Schätzungen zufolge leben derzeit noch rund 10.000 Mescheten im Gebiet Krasnodar. Und das unter menschenunwürdigen Bedingungen. Denn seit Jahren ist die Minderheit dort allen erdenklichen Schikanen seitens der örtlichen Behörden ausgesetzt. So verabschiedete das lokale Parlament 2002 ein Gesetz, das es der Miliz erlaubt, gegen ethnische Minderheiten vorzugehen, die nicht polizeilich gemeldet sind. Für derartige Fälle sieht das Gesetz „Maßnahmen administrativer Ausweisung“ vor. Gemeldet sind die Mescheten in der Regel nicht, denn ihnen wird ein russischer Pass verweigert – obwohl sie 1989 Staatsbürger der Sowjetunion waren, deren Rechtsnachfolge Russland anerkannt hat.

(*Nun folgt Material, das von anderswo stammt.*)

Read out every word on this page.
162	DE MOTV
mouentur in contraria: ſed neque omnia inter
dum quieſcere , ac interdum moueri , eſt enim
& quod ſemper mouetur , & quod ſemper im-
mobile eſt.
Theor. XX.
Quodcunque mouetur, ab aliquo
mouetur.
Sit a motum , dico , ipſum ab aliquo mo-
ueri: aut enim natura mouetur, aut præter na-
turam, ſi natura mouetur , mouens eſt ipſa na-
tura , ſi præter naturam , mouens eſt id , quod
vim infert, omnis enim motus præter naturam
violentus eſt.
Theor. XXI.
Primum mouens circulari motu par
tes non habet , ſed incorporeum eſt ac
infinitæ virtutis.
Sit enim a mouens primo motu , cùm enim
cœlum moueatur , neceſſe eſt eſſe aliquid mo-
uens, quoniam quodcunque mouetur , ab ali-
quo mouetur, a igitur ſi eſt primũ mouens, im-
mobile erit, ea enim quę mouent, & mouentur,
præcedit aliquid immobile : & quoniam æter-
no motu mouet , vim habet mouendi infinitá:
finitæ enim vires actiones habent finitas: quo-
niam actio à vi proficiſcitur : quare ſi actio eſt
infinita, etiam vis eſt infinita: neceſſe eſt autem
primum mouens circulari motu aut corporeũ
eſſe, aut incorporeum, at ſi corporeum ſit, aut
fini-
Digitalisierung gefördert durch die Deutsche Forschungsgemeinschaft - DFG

Ohne gültige Papiere ist es unmöglich, sich polizeilich anzumelden, eine offizielle Arbeit aufzunehmen oder sich medizinisch behandeln zu lassen. Flankiert werden diese Diskriminierungen durch Razzien, bei denen sich oft Gruppen von Kosaken durch ein besonders gewalttätiges Vorgehen hervortun.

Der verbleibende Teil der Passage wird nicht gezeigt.